The winter squash are doing remarkably well and the bees love to bumble around inside the flowers moving pollen from anther to stigma. Winter squash have a tendency to take over whatever space they are given, so we planted them along the rock retaining wall that forms the southern edge of the garden. They seem to like the additional space and perhaps the additional heat provided by the rock, as they have grown over the wall and continue to spread.
winter squash on the rock wall
We planted cucumbers in duck-ponics again this year, and the cucumbers are beginning to come into the kitchen almost daily. Last fall we built covers from cattle panel and chicken wire to go over the grow tanks to prevent squirrels from eating the veggies. While the covers keep the squirrels out, they also form a great landing pad for the guineas, who seem to like to jump up onto the cover and eat the leaves of the squash, kale, cabbage and tomatoes, which have grown to just below cover. So it seems that once we solve one challenge, there always is another one waiting.
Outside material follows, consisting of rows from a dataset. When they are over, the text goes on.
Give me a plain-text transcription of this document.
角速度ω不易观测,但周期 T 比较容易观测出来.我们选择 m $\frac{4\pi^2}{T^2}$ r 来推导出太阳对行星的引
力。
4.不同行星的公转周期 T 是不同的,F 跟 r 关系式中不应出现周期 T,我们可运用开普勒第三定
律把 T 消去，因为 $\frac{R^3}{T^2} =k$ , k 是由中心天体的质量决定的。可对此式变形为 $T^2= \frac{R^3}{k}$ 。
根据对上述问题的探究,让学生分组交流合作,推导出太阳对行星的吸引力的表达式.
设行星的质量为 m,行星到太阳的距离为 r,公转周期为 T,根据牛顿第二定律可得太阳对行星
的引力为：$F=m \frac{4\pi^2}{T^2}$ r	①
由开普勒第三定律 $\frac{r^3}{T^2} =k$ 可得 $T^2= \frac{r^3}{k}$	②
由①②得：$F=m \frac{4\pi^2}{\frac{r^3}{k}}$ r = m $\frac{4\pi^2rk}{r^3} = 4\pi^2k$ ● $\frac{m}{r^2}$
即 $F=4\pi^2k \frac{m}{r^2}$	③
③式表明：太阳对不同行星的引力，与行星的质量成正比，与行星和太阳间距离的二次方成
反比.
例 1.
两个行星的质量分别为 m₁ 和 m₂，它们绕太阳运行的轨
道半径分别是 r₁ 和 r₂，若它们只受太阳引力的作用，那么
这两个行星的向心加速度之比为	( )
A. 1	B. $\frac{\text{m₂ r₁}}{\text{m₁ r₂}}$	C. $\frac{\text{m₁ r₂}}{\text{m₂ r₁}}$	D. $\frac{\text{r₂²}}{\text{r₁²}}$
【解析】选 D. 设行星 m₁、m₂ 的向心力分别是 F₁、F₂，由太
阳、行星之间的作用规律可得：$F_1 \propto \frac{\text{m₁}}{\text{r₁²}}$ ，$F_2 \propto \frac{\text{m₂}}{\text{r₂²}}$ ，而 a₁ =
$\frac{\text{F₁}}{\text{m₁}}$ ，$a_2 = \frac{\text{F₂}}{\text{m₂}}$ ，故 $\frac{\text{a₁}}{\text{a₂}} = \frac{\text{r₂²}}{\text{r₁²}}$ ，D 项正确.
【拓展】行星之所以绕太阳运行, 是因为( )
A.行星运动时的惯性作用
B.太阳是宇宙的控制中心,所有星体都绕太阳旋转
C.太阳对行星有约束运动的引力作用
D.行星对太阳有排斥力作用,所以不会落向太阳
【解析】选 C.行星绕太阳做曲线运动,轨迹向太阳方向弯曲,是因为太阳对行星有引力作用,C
Despite the heat, its that time of the season to be thinking about the fall. So over the past few weeks, we have been seeding greens that will grow through the fall‒kale and chard, broccoli and collard greens. Simultaneous to starting from seed, it is also the time to be gathering seed from plants we let bolt for the purposes of continuing to evolve seed that is well adapted to our growing conditions. And so paper bags, filled with popping seed pods, are finding their way into most places of relatively consistent temperature.
And finally, one of my favorite additions to the main garden this year is the beneficial flower bed. Flowers are a too often overlooked piece of sustainable agriculture. For any productive garden space to function as closely as it can to a healthy ecosystem rather than a managed monoculture, a diversity of niches need to be created and filled.
a bee visits a squash blossom
Often naturalists talk of the joy of wildflowers and there is a reason for this, beyond just the beauty of the diverse colors and textures in a meadow or on a forest floor (yet its noteworthy too that we associate wildflowers with beauty). Flowers are mechanism employed by a large portion of the primary producers (e.g. plants) found in ecosystems for reproduction, and there are remarkable stories of co-evolution between plants and pollinators.
peas and marigolds
But needless to say, in order to grow much of our food, we need to attract pollinators to the garden, and flowers play a time tested role in doing so. Such flowering plants cultivated to attract pollinators or other beneficial insects, may also have uses as herbs, medicinals, forage and/or nectar sources for the well loved honey bee. So, this year a portion of the garden space is devoted to a combination of annual and perennial herbs and native wildflowers‒from sage to calenders, borage to daisies. We are also developing plans to expand bed space this fall or spring for such beneficial flowers and herbs that have naturalized in the region and grow well without much additional water or care, such as St John's wort, chicory and chamomile.